Posted June 8, 2010 at 3:22:13 AM
John W
Dear "Have-Nots" :
Start a To-Do list and make this one of your top ten priorities:
Become self reliant enough to be in a position to politely refuse any charity from any person, Government or group.
When all of you have completed this, the world will be at peace.
Posted June 9, 2010 at 10:32:44 PM
Jim P
The problem is perennial. "Those who would rob Peter to pay Paul can always count on the support of Paul." In Democracy in America, Alexix de Toqueville predicted that a representative form of government like ours would eventually collapse when enough people decided (or determined) that they could live off the government, because then they would just vote collectively for those politicians who would pass laws to allow them to do so.
In America, we have so far avoided the utter and complete collapse of our republic, but it is lying prone, in intensive care, on life support, with a terminal disease: "progressivism" is its current name.

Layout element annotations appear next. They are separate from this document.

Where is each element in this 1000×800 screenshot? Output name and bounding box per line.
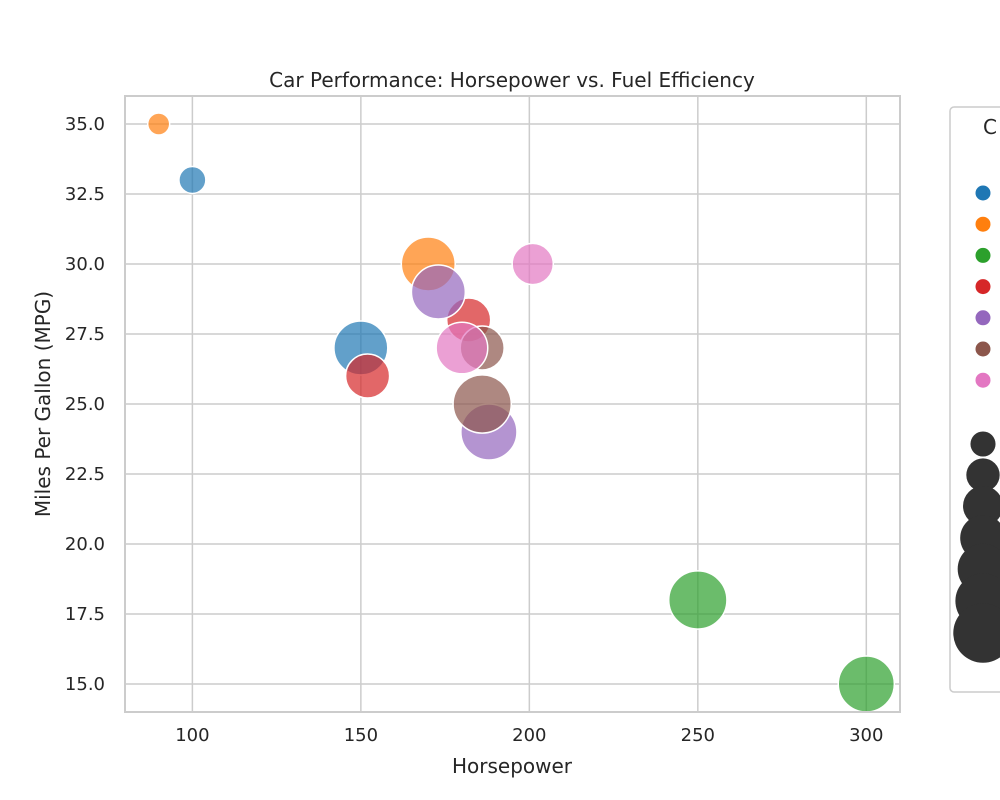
legend-size-marker xyxy=(963,486,1000,526)
legend-category-marker xyxy=(975,279,991,295)
y-tick-label: 27.5 xyxy=(65,324,105,345)
legend-size-marker xyxy=(970,431,996,457)
legend-category-marker xyxy=(975,247,991,263)
y-tick-label: 22.5 xyxy=(65,464,105,485)
y-tick-label: 30.0 xyxy=(65,254,105,275)
data-point xyxy=(511,242,555,286)
data-point xyxy=(667,570,728,630)
grid xyxy=(125,96,900,712)
legend-category-marker xyxy=(975,372,991,388)
data-point xyxy=(435,321,489,375)
legend-title: C xyxy=(983,115,997,139)
data-point xyxy=(178,165,207,195)
y-tick-label: 15.0 xyxy=(65,674,105,695)
legend-category-marker xyxy=(975,341,991,357)
data-point xyxy=(837,655,896,713)
x-tick-label: 200 xyxy=(512,725,546,746)
y-tick-labels: 15.0 17.5 20.0 22.5 25.0 27.5 30.0 32.5 35.0 xyxy=(65,114,105,695)
x-axis-label: Horsepower xyxy=(452,754,573,778)
y-tick-label: 35.0 xyxy=(65,114,105,135)
data-point xyxy=(410,264,467,320)
legend-category-markers xyxy=(975,185,991,388)
x-tick-label: 300 xyxy=(849,725,883,746)
data-points xyxy=(146,112,896,713)
legend-size-marker xyxy=(953,603,1000,663)
plot-frame xyxy=(124,95,901,713)
chart-title: Car Performance: Horsepower vs. Fuel Eff… xyxy=(269,68,755,92)
y-tick-label: 20.0 xyxy=(65,534,105,555)
y-tick-label: 25.0 xyxy=(65,394,105,415)
x-tick-label: 150 xyxy=(344,725,378,746)
x-tick-label: 250 xyxy=(681,725,715,746)
y-axis-label: Miles Per Gallon (MPG) xyxy=(31,291,55,517)
legend-category-marker xyxy=(975,216,991,232)
y-tick-label: 17.5 xyxy=(65,604,105,625)
y-tick-label: 32.5 xyxy=(65,184,105,205)
legend: C xyxy=(949,106,1000,693)
x-tick-label: 100 xyxy=(175,725,209,746)
data-point xyxy=(146,112,171,136)
legend-size-markers xyxy=(953,431,1000,663)
legend-category-marker xyxy=(975,310,991,326)
legend-size-marker xyxy=(966,458,1000,492)
x-tick-labels: 100 150 200 250 300 xyxy=(175,725,883,746)
data-point xyxy=(344,353,391,399)
legend-category-marker xyxy=(975,185,991,201)
data-point xyxy=(452,374,513,434)
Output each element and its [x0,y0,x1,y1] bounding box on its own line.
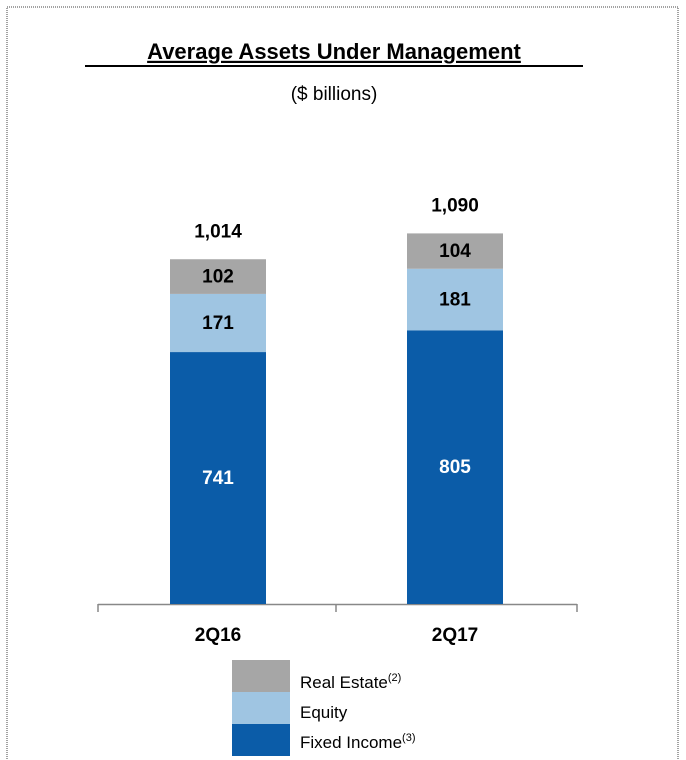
legend-note: (2) [388,672,401,684]
bar-segment [170,352,266,604]
legend-name: Fixed Income [300,733,402,752]
legend-label: Real Estate(2) [300,672,401,693]
chart-title: Average Assets Under Management [147,39,521,64]
value-label: 181 [439,290,471,311]
x-tick-label: 2Q16 [195,625,241,646]
value-label: 741 [202,468,234,489]
legend-label: Fixed Income(3) [300,732,416,753]
legend-swatch [232,692,290,724]
bar-segment [170,259,266,294]
x-tick-label: 2Q17 [432,625,478,646]
total-label: 1,014 [194,221,242,242]
legend-label: Equity [300,703,348,722]
value-label: 171 [202,313,234,334]
value-label: 805 [439,457,471,478]
bar-segment [407,233,503,269]
bar-segment [407,268,503,331]
value-label: 104 [439,241,471,262]
total-label: 1,090 [431,195,479,216]
value-label: 102 [202,267,234,288]
legend-note: (3) [402,732,415,744]
bar-segment [170,293,266,353]
bar-segment [407,330,503,604]
legend-swatch [232,724,290,756]
legend-name: Real Estate [300,673,388,692]
chart-subtitle: ($ billions) [291,84,378,105]
legend-name: Equity [300,703,348,722]
legend-swatch [232,660,290,692]
frame [6,6,679,760]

Progressives believe the government is the answer to every prayer, by which they mean using other people's money, confiscated by taxation, to make sure that every one of their desires (which somehow magically become "needs" which then morph into "entitlements" almost overnight) are met. They do not believe in personal responsibilty, that
"freedom" means having the tools to strive for success, or in the idea that if the government can give it to you, the government can take it away just as easily. Instead, they believe in blaming others for their misfortune, that success or its rewards should just be handed to them, and that government is here to help them.
Until they grow up and face reality, they are lost, and if they ever gain the majority, so are all the rest of us.